As of January 25, 2012

Whipsaw or Flip-Flop, the technical ranking remain close and unstable. Positions 3 and 4 have switched again. Domestic equities are viewed by many analysts as over-bought - highly priced relative to the recent trading range. Waiting for a pull-back may provide a better price to add positions.

As of January 22, 2012

The "cash bogey check" turned positive for International Equities but remains in 6th position as an asset class.

As of January 10, 2012

The "cash bogey check" turned positive for Domestic Equities as the Bullish Percent of the NYSE continued to improve. Sector exposure should be supported by positive relative strength.

As of December 27, 2011

Commodities continued weakening as investors anticipate reduced demand in Europe and Asia.

As of November 25, 2011

Selling has been sufficient for US Equities to fail our "cash bogey" requirement. Broad market deterioration appears much like the conditions that preceded the October 2008 decline. Rumors from Europe continue to roil global markets.

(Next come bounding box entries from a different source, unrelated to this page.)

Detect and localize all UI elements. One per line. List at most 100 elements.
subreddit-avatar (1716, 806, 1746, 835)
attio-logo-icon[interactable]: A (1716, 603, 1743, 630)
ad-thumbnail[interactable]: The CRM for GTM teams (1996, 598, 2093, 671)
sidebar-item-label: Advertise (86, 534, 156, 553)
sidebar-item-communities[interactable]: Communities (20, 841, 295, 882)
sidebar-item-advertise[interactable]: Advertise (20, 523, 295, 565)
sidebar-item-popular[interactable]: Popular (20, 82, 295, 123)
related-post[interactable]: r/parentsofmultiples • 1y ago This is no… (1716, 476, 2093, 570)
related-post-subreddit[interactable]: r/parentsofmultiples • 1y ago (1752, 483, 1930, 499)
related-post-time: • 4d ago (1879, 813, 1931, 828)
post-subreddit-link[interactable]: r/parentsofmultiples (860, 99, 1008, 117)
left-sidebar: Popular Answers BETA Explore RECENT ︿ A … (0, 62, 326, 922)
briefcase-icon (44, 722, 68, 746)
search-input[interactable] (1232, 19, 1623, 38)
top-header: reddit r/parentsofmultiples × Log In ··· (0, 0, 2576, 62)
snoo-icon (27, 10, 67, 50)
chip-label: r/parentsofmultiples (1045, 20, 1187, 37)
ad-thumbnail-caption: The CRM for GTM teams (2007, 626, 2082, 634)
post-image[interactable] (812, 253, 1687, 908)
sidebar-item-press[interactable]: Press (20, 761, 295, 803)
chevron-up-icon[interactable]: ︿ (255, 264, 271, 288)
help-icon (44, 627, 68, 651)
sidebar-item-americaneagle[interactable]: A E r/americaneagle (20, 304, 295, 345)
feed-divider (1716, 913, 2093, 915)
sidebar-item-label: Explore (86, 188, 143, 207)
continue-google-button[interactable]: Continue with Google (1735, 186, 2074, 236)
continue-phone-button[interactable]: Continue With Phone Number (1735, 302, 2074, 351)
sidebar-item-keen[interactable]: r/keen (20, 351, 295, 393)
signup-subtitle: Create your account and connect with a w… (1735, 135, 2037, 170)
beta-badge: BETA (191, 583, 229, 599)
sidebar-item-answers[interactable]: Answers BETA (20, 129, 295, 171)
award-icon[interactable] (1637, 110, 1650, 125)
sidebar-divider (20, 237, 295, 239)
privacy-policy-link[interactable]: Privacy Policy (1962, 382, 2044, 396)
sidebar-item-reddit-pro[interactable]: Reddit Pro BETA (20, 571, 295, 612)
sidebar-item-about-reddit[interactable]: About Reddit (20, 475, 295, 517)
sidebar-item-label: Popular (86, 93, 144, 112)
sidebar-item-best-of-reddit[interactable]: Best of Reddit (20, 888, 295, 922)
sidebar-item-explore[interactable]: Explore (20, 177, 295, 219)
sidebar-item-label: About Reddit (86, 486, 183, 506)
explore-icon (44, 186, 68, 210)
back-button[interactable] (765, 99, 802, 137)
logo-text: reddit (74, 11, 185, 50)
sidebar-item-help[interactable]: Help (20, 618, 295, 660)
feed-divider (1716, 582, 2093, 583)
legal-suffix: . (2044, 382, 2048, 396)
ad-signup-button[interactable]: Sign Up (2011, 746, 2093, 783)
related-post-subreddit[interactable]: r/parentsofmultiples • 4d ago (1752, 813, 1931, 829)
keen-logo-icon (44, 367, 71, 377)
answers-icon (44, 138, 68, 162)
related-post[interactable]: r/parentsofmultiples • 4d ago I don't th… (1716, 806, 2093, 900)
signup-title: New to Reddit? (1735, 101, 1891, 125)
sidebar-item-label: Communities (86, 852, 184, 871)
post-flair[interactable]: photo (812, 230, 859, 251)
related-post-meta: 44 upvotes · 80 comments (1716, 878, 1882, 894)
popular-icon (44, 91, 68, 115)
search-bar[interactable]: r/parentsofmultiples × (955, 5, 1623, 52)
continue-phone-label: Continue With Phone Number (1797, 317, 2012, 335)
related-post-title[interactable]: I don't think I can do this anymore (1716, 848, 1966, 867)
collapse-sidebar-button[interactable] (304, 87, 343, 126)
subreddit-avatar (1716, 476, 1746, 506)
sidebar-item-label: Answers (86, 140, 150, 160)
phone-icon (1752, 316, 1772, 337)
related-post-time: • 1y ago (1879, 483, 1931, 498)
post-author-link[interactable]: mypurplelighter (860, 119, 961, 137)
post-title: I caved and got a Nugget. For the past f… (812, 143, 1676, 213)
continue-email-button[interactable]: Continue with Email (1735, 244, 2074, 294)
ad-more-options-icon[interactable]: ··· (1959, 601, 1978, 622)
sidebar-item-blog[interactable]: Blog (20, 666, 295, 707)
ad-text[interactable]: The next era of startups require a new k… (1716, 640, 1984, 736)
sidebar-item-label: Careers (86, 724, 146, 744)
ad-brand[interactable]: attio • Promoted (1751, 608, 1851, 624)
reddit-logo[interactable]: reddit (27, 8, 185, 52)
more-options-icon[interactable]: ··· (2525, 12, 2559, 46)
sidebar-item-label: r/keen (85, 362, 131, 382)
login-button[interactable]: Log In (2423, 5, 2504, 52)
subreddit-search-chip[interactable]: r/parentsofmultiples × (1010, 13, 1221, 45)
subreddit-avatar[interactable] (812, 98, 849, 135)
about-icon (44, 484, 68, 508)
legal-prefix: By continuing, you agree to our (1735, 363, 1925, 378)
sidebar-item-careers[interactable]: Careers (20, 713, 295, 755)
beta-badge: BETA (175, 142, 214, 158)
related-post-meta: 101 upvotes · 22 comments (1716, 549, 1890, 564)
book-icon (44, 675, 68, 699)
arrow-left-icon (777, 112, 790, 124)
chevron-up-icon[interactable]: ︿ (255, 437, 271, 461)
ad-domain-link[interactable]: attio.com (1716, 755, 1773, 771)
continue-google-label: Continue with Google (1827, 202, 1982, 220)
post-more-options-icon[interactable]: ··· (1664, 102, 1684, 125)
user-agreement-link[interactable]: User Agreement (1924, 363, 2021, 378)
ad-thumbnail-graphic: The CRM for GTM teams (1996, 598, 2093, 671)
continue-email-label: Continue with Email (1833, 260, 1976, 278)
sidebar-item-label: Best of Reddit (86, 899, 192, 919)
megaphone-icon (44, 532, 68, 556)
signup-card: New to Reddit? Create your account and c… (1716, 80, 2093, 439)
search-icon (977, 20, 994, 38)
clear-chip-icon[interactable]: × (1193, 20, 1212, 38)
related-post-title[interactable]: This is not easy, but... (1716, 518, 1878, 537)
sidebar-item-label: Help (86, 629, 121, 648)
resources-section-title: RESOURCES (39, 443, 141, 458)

“Better to have stop and go, than no go at all.”  - George Soros

As of November 21, 2011

Foreign Currencies added Money Market or US Dollar to the allocation. However, the trends remained negative.

As of November 16, 2011

Commodities shifted into #2 position with additional weakening in international equities. Commodities still fail the "cash bogey" requirement; therefore, trends are not sufficient to justify adding commodities to a portfolio.

As of October 24, 2011

Short term signals for the leading three assets are very tightly grouped resulting in a new ranking.

As of October 20, 2011

Optimism for a European Banking System solution and the Fed restarting a stimulus program combined with some positive earnings reports have pushed Domestic Equities up notch to favored status. Commodities continue declining connected to lower growth estimates for China.

As of October 14, 2011

Trendless markets may cause quick rotation among asset classes. The differentials between the first three classes is very narrow. Currencies and Commodities remain in negative trends.

  

As of October 13, 2011

Domestic equity strengthened enough yesterday to pass the cash bogey check. If the trend continues, it will move back into 2nd place.

As of October 3, 2011

Foreign Currencies moved to #2 but remain in a negative trend on 10/3/2011.
This suggests that even long-term inestors not hold international exposure as of 9/22/2011.
Domestic equities failed to outperform Cash on August 2nd.
Commodities failed to outperform Cash on May 5th.
 

As of September 22, 2011

This suggests that even long-term inestors not hold internation exposure as of 9/22/2011.
Domestic eqities failed to poutpermorm Cash on August 2nd.
Commodities failed to outpermorm Cash on May 5th.